In the hours before our shifts would start, we'd haul our uniforms to the beach in garment bags on the back seats of our cars, and sleep in the sand until it was time to go to work.

They really were endless, those summers. I sort of assumed, though I'm sure I never really thought about it, that all summers would be as carefree and wonderful.

It now reminds me of one of my favorite quotes from the movie, The Hours:

"I remember one morning getting up at dawn, there was such a sense of possibility. You know, that feeling? And I remember thinking to myself: So, this is the beginning of happiness. This is where it starts. And of course there will always be more. It never occurred to me it wasn't the beginning. It was happiness. It was the moment. Right then."

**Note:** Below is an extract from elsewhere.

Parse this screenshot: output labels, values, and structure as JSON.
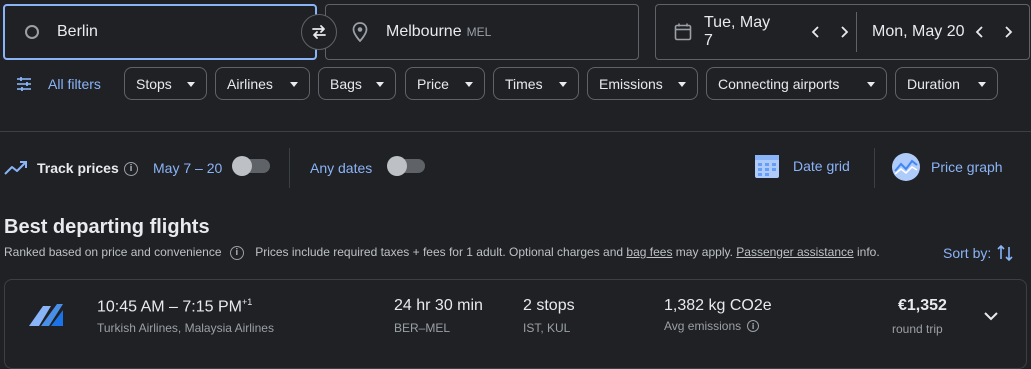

I can vividly remember the last night we danced all night. It was 7AM in the biggest club in eastern Long Island, with a deep and wide dance floor- a giant pit of a former factory with a cloud of condensation from sweat above hundreds of bobbing heads, and people dancing on the balcony hanging over the pit. The DJ played his last song of the summer-- Stevie Wonder's As-- 7 minutes of one of the best songs ever written, that counted down the last moments of the last summer of pure nothingness. The club dropped white foam and bubbles from the ceiling and spun the lights joyously. We were singing and dancing like an end-of-summer ritual, sending the beach gods back to their autumn retreats. I remember seeing snapshots of ourselves flash before me, each time the strobe illuminated us. What would we become? It didn't matter. What happened at the end of the summer? It didn't matter. We just turned and turned and turned, with our arms outstretched, swallowing the moment whole.



***
The 5 (million) things I love about summer:
1. Summer nights in the city-- tables go outside, bars spill into the streets, people are dressed up in glittery gauzes and sun dresses and flip flops. The idea of going to see a movie seems a lot less depressing, because when you get out it's alive and the whole city is awake. You can walk home, leisurely and enjoy it. People are happy, subway cars are full of noise and happiness.

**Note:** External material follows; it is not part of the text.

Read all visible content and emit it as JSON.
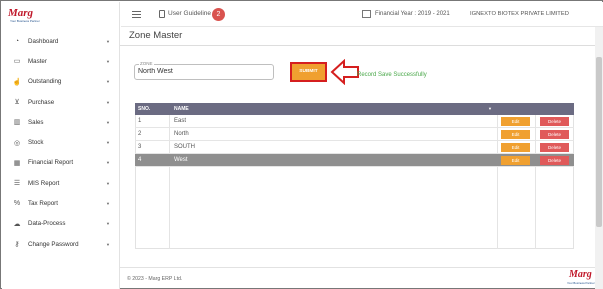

2. Letting my hair air dry. As if I were meant to be in such weather all year round. As if being able to walk outside with wet hair signifies some freedom-- I think it does.

3. The beach, the beach, the beach. Scarf around my hair, walking there, plopping down, getting up for some volleyball, a popsicle, knowing the lifeguards, the sounds of little kids playing in the sand, nap in the sun...

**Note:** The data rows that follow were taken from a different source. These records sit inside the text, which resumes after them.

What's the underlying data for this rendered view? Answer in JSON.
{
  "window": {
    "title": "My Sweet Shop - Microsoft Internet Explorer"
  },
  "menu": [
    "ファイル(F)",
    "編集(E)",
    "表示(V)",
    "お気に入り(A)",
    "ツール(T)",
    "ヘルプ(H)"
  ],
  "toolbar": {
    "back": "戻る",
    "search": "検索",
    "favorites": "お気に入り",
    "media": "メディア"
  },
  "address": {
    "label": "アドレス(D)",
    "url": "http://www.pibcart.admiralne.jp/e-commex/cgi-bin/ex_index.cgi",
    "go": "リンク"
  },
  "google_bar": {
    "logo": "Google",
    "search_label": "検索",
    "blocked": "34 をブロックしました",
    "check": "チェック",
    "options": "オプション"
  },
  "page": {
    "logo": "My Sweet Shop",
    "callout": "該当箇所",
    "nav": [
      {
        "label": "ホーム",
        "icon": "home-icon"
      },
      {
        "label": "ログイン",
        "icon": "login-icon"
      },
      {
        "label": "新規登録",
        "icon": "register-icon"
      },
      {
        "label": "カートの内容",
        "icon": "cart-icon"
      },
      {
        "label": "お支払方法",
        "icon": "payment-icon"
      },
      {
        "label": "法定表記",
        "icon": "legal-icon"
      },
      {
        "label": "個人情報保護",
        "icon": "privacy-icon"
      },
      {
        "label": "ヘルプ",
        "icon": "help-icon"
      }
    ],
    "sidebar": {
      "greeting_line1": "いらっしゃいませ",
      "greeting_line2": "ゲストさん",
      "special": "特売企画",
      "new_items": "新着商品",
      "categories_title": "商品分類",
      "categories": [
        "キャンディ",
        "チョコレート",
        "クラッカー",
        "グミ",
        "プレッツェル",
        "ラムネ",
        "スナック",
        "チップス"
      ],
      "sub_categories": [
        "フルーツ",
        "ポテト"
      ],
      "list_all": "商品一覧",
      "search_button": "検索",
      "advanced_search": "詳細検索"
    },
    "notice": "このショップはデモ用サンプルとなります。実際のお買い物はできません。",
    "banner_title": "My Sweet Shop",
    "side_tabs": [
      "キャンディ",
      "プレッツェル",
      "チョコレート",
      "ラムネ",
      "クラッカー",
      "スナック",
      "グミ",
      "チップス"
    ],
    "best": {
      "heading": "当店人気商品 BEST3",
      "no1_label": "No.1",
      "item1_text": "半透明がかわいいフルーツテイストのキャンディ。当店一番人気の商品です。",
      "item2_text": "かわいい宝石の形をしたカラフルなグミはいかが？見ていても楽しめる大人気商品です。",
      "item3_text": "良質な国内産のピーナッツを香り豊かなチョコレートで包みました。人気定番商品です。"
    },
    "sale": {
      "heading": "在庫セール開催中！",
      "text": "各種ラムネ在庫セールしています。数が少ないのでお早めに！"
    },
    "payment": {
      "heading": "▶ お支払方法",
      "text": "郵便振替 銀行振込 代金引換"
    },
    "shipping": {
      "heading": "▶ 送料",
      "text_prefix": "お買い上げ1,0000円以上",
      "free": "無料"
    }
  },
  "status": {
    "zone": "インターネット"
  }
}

4. Running in the sun. Free of thermals, quilted vests, hats and gloves. Sweating as sweating was meant to be.

5. Senses alive. I suddenly want to write and climb rocks and bicycle and paint and sing and dance and do everything as if there's just not enough time. In the winter there seems to be so much time, too much time. I want to visit everyone I haven't seen in ages, I want to over-book myself, plan dinners and parties and make myself a better person. The sun pulls me out of bed and stays out long enough for me to get home safe and still feeling it's energy under my skin. There is nothing-- nothing!-- like a nap after a day spent outdoors. Everything feels different, I can feel everything.